First-time claims for US unemployment benefits unexpectedly fell in the week ended July 6th, according to a report released by the Labor Department on Thursday. The government revised the prior week's numbers of 221,000 claims up by 1,000 to 222,000 claims. For decades, economists assumed that low unemployment - such as the current jobless rate of 3.7% - meant that employers would have to raise pay to attract and keep workers, and in turn would then raise prices to cover higher wage costs. The claims data is entering a period of volatility as auto manufacturers temporarily shut down assembly plants for summer retooling. Many Fed officials historically would then support raising interest rates to forestall what was called a "wage-price spiral".
In his opening comments, Powell says that "uncertainties around trade tensions and concerns about the strength of the global economy continue to weigh on the USA economic outlook".

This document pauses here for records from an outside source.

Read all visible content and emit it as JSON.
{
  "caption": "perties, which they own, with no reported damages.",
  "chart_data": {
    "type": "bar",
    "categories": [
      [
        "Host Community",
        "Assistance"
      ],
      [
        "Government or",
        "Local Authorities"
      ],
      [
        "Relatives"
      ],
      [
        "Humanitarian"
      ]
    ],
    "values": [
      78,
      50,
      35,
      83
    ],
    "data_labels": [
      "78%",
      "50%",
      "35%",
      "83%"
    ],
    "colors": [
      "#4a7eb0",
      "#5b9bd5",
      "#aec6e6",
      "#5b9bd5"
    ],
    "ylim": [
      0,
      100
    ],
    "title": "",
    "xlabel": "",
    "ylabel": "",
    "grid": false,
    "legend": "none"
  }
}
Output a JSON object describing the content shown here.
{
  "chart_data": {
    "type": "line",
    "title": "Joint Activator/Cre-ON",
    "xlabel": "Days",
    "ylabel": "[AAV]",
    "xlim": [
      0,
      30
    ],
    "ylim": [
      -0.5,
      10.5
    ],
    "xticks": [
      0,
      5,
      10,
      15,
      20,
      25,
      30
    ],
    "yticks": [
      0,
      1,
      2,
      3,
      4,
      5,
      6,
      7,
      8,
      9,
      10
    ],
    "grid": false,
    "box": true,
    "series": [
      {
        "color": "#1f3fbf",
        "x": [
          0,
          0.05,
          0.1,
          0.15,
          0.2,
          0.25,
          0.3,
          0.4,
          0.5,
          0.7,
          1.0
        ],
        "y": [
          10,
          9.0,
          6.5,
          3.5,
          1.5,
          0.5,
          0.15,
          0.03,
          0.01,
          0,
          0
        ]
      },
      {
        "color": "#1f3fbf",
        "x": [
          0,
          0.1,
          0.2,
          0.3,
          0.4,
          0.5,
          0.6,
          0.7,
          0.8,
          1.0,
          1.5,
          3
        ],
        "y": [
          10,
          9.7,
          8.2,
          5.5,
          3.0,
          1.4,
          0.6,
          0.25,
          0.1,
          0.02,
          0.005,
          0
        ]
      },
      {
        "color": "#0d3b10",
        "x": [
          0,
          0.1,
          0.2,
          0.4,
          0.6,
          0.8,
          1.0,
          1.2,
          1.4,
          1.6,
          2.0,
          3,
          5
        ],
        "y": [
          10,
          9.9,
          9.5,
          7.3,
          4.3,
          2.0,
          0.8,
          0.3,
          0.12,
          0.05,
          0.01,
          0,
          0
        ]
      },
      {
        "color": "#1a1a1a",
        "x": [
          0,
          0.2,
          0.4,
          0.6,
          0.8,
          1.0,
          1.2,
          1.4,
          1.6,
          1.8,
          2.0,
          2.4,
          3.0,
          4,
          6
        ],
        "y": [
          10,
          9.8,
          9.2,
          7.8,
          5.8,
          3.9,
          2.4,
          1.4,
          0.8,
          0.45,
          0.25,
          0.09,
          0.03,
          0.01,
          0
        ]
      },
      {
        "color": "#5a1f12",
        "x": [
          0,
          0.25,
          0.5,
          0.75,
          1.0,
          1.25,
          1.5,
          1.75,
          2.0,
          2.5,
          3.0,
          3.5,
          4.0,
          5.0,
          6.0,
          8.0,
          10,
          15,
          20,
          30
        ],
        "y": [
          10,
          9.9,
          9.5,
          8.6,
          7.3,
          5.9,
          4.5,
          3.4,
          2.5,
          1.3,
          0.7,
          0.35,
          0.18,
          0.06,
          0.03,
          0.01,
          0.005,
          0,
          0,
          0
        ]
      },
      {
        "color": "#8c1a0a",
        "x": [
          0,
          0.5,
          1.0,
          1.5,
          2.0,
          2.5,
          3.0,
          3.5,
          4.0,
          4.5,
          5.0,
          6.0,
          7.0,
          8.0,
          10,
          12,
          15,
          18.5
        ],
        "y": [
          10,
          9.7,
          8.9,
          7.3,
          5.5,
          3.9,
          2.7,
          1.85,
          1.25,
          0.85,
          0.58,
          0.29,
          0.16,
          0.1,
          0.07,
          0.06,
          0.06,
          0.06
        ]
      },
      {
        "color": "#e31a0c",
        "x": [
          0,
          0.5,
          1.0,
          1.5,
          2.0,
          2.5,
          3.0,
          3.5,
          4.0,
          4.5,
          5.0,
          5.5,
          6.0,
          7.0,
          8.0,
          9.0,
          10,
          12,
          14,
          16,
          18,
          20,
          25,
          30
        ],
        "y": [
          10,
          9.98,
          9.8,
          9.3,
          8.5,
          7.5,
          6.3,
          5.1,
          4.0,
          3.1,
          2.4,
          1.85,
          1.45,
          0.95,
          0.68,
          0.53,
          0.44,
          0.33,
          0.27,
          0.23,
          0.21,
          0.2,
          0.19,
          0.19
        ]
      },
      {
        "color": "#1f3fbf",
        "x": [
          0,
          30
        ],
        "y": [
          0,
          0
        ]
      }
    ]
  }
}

Last month, however, the government reported that the economy created less than 75,000 jobs in May, the second time this year that job creation had come in weaker than expected. Manufacturing is struggling, the trade deficit is widening again, consumer spending is rising moderately and the housing sector remains mired in a soft patch. While the unemployment rate ticked up one-tenth of a percentage point to 3.7%, that was because more people entered the labor market, a sign of confidence in their employment prospects.
The number of Americans filing for state unemployment benefits decreased by 13,000 to 209,000 in the week ending Saturday from the previous week's revised level of 222,000, according to the department's report. The four-week moving average of the so-called continuing claims rose 5,750 to 1.69 million.